Mediterranean for goodness sake

Tuesday, 16th May, 2017

GOOD MED-ICINE - The Mediterranean diet has been linked to better health in older people.

THE health benefits of the Mediterranean diet have long been lauded. Now a world-first study has shown the diet - packed with fresh fruit, vegetables, olive oil and wine - is best as we age.

A study by researchers at Deakin University found the diet lowers the likelihood of stroke, heart attack and chronic disease in older people.

The research project was lead by the Caryl Nowson from the university's Institute for Physical Activity and Nutrition.

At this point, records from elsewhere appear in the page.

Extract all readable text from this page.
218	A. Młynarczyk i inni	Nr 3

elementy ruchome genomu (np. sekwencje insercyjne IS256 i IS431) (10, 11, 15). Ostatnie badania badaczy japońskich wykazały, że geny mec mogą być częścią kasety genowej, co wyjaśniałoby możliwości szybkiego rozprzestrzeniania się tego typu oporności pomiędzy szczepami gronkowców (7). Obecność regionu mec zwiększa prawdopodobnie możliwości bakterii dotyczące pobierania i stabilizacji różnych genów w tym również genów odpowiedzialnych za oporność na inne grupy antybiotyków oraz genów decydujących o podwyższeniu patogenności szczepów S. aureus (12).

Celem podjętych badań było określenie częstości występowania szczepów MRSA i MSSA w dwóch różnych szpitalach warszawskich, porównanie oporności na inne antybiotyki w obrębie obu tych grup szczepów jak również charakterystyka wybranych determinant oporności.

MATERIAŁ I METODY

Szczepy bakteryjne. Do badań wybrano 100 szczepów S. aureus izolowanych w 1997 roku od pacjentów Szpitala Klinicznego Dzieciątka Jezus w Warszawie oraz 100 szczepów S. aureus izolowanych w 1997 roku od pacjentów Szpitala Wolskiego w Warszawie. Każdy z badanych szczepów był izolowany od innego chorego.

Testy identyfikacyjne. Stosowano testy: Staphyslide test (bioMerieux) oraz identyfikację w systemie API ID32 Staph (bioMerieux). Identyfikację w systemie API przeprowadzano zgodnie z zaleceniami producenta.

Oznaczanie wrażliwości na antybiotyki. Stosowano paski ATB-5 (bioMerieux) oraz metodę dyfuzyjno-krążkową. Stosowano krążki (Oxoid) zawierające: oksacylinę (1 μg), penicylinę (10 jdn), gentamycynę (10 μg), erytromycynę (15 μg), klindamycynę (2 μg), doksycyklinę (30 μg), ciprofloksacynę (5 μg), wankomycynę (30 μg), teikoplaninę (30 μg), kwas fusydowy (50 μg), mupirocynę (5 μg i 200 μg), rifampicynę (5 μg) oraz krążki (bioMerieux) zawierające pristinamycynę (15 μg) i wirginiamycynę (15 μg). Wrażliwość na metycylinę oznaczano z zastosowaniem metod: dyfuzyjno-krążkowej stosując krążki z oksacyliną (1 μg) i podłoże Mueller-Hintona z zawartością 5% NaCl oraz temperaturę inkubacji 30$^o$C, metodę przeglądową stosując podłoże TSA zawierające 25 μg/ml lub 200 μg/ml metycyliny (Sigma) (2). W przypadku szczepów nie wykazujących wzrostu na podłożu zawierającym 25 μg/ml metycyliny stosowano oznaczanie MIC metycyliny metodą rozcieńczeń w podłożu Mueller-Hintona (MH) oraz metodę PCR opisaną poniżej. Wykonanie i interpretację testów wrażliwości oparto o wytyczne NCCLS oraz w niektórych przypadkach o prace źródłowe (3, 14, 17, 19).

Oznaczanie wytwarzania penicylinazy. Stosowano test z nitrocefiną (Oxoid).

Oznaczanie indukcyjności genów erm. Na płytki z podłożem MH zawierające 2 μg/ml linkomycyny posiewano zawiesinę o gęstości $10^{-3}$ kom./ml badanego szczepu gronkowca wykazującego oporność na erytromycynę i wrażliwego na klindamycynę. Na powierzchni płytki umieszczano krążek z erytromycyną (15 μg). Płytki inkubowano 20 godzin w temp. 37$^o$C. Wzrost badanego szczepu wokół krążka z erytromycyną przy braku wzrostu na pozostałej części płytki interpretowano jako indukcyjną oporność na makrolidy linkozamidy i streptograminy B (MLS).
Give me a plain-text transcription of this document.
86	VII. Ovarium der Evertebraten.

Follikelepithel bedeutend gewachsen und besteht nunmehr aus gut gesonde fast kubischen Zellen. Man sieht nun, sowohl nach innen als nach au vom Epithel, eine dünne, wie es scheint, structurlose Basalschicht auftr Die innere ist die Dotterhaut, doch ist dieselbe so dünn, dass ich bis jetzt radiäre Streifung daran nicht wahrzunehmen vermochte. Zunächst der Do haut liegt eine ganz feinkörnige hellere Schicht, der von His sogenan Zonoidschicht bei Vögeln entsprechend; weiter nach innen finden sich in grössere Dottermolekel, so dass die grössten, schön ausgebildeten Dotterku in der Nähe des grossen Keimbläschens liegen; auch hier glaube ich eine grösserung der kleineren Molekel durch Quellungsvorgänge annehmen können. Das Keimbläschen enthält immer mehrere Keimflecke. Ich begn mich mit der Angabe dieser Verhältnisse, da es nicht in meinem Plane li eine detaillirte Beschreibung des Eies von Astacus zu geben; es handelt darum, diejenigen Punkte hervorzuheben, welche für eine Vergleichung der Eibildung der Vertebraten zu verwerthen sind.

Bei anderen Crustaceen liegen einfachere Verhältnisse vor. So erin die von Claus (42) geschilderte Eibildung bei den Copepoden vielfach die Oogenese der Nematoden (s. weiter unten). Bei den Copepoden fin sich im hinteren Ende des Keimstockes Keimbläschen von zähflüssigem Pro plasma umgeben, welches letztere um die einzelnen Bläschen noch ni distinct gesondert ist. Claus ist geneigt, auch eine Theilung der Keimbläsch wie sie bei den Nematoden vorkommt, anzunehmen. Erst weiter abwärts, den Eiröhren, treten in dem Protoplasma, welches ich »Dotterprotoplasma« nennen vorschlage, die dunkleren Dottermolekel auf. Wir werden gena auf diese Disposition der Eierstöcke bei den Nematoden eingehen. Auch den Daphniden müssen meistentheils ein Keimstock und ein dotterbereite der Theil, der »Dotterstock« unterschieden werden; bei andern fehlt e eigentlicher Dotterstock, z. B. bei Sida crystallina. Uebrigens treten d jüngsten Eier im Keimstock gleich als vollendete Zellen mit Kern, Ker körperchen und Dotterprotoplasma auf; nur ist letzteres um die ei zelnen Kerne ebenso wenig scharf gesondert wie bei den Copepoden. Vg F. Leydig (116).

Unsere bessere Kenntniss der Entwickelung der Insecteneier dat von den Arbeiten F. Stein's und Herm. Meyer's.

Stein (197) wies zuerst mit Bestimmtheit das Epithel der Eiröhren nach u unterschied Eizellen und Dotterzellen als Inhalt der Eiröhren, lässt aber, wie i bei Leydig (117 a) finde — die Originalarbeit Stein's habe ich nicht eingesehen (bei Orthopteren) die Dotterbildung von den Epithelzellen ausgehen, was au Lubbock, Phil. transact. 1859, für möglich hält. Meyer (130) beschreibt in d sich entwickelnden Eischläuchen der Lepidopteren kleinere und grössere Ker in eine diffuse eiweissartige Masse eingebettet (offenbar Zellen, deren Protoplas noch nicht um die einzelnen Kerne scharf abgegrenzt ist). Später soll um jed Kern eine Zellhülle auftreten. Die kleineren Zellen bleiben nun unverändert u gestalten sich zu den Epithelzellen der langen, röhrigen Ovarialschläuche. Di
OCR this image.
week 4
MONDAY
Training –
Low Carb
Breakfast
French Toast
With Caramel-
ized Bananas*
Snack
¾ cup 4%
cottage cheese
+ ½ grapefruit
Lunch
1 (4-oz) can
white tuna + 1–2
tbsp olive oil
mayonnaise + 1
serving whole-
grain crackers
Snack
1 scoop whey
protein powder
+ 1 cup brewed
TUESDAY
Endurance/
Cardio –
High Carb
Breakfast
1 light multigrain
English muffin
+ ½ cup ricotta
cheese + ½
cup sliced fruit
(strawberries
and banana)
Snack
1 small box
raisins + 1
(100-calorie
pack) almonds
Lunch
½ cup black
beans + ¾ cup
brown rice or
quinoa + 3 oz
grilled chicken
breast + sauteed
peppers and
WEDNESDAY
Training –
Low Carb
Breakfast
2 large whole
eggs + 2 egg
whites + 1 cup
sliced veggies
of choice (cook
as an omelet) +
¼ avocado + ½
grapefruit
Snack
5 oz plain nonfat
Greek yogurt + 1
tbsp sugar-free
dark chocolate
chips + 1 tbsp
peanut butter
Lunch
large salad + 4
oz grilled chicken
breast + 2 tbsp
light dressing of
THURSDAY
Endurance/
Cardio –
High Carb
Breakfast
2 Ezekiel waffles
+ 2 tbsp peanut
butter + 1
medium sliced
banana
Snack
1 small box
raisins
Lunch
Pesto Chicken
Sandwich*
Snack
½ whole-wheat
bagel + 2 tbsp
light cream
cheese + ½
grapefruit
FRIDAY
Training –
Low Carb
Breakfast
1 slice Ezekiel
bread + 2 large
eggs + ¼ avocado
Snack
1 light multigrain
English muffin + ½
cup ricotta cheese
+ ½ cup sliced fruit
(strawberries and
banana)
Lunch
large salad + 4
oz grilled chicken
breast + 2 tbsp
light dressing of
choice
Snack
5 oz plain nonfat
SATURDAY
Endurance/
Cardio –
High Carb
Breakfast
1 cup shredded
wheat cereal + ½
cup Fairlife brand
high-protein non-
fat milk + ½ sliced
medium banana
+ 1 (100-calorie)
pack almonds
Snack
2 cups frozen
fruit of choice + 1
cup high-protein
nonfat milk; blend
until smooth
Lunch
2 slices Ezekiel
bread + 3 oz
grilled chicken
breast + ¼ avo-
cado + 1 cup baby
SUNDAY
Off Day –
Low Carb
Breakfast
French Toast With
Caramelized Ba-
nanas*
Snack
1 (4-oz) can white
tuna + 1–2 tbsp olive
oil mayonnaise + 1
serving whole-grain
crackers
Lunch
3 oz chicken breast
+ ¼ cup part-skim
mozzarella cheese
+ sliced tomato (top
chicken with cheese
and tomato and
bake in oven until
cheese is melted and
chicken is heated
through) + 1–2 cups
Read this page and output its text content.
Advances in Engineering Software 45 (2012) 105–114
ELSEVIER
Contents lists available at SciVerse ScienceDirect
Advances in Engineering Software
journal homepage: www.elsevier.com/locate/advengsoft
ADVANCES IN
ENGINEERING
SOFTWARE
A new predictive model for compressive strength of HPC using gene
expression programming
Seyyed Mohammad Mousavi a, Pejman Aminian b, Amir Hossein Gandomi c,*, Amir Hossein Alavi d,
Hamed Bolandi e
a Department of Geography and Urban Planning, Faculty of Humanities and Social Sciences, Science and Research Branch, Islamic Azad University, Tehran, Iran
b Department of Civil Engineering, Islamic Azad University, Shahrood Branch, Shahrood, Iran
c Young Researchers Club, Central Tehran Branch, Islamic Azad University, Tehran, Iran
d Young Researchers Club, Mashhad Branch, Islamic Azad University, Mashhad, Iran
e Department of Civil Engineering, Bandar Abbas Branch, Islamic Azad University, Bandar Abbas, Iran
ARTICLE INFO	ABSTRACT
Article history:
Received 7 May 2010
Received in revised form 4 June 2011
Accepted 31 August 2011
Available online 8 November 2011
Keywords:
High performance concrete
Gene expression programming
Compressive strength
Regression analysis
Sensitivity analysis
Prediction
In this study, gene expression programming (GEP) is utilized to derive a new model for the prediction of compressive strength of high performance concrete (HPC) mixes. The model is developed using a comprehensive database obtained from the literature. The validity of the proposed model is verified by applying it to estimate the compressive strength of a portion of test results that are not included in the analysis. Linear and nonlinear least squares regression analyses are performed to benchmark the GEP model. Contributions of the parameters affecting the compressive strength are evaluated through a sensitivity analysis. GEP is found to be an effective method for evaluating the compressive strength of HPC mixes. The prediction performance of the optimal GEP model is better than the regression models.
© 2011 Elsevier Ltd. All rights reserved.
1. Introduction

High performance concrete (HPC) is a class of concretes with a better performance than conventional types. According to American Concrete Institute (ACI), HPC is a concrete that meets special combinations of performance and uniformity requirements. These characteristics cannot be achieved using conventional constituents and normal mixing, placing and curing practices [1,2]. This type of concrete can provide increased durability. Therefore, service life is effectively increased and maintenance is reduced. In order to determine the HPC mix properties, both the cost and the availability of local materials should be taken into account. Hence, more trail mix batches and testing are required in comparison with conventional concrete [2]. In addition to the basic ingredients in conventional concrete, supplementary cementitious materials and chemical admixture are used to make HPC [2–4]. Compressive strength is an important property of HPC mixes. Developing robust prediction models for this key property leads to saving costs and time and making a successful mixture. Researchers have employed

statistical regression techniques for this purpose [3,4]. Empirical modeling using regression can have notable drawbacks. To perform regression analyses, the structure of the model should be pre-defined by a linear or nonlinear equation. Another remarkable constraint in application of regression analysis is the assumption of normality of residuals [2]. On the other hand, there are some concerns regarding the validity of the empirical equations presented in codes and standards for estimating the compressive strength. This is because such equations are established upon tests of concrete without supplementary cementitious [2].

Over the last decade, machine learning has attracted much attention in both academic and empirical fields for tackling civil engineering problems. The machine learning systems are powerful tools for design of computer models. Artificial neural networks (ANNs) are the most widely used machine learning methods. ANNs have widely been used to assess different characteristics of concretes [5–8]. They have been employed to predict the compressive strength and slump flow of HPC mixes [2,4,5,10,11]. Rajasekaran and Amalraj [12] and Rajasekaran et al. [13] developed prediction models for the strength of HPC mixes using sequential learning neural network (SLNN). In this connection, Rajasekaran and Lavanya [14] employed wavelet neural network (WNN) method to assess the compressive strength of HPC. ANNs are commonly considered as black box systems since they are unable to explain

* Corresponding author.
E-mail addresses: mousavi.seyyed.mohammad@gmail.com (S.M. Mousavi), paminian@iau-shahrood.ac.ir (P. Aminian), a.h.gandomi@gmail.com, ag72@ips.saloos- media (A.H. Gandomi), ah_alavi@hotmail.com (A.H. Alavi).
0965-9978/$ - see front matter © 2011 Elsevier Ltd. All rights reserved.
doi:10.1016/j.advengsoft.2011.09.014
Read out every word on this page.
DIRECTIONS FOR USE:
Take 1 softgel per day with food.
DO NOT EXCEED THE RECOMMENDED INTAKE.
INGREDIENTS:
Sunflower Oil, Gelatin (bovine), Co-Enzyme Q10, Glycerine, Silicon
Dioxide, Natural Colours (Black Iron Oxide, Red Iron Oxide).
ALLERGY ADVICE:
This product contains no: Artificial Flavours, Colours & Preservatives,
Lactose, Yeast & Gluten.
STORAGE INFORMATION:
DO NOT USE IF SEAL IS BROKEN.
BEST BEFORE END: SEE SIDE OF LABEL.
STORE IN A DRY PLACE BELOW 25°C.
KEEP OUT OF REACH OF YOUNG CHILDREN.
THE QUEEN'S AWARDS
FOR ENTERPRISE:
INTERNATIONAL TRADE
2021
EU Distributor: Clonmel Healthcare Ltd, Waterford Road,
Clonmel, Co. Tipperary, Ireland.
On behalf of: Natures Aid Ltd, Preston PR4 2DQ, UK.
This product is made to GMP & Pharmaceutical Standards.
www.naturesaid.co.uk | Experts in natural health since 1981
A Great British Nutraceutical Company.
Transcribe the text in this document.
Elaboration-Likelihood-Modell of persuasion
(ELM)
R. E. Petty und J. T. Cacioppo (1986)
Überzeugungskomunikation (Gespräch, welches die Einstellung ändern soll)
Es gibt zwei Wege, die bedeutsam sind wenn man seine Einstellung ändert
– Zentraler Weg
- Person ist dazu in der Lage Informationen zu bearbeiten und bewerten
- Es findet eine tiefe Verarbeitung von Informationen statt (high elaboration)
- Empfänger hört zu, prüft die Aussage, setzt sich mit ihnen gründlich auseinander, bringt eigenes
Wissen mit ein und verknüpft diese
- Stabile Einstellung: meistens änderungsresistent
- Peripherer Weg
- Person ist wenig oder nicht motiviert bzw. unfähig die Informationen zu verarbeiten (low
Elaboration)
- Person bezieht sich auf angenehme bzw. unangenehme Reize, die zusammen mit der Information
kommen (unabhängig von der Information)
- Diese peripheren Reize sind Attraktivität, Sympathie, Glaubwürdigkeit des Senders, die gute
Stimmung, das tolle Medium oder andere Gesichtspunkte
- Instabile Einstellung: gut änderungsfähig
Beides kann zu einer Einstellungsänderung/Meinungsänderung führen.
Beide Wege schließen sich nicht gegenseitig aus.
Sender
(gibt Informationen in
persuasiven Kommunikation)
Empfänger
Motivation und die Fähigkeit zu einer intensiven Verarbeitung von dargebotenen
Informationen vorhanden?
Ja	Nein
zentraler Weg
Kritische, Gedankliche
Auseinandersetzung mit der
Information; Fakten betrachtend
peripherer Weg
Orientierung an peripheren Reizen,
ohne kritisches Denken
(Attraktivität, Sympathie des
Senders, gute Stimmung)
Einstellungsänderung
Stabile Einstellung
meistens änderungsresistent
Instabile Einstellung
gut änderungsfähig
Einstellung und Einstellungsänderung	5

It found the elderly were more likely to remain cognitively alert while eating protein-rich legumes, fish, whole grain and red meat.

"We found that older people eating a Mediterranean type diet that contains a variety of fruits and vegetables, olive oil daily and nuts, are more likely to have less chronic disease as they age, less likely to have a stroke or heart attack, and less likely to become frail and more likely to remain cognitively alert," Professor Nowson said.

Her team reviewed more than 800 studies and summarised data from 35 studies linking diet to health impact.

She said the evidence showed we need specific dietary recommendations for people over 65 as their needs are different to younger adults or people in middle age.

Professor Nowson's motivation for the study came after watching her mother who, as she grew older, became increasing frail and lost so much muscle that she would fall over and needed support with walking.

"We know that if we can reduce muscle loss with ageing and if we can maintain muscle strength then we are more likely to be physically active, less likely to fall or get a fracture, and more likely to be able to maintain a high quality of life," she said.

"Older people actually require between 20-60 per cent more protein than younger adults or people in middle age, as higher intakes of protein, when combined with resistance exercise, can help to reduce muscle loss.

"This research now provides sufficient epidemiological evidence to recommend that those 65 and over adopt characteristics of a Mediterranean diet, including olive oil and at least three serves of vegetables per day.

"In addition, consuming more protein than younger people, together with regular resistance exercise, is likely to improve physical health.

"We all are happy to live longer, but the key is to remain both physically and mentally active - and this lifestyle pattern is likely to reduce the risk of heart attack and stroke, cognitive decline and frailty."

Professor Nowson's review will be published in The Journal of Nutrition, Health & Ageing.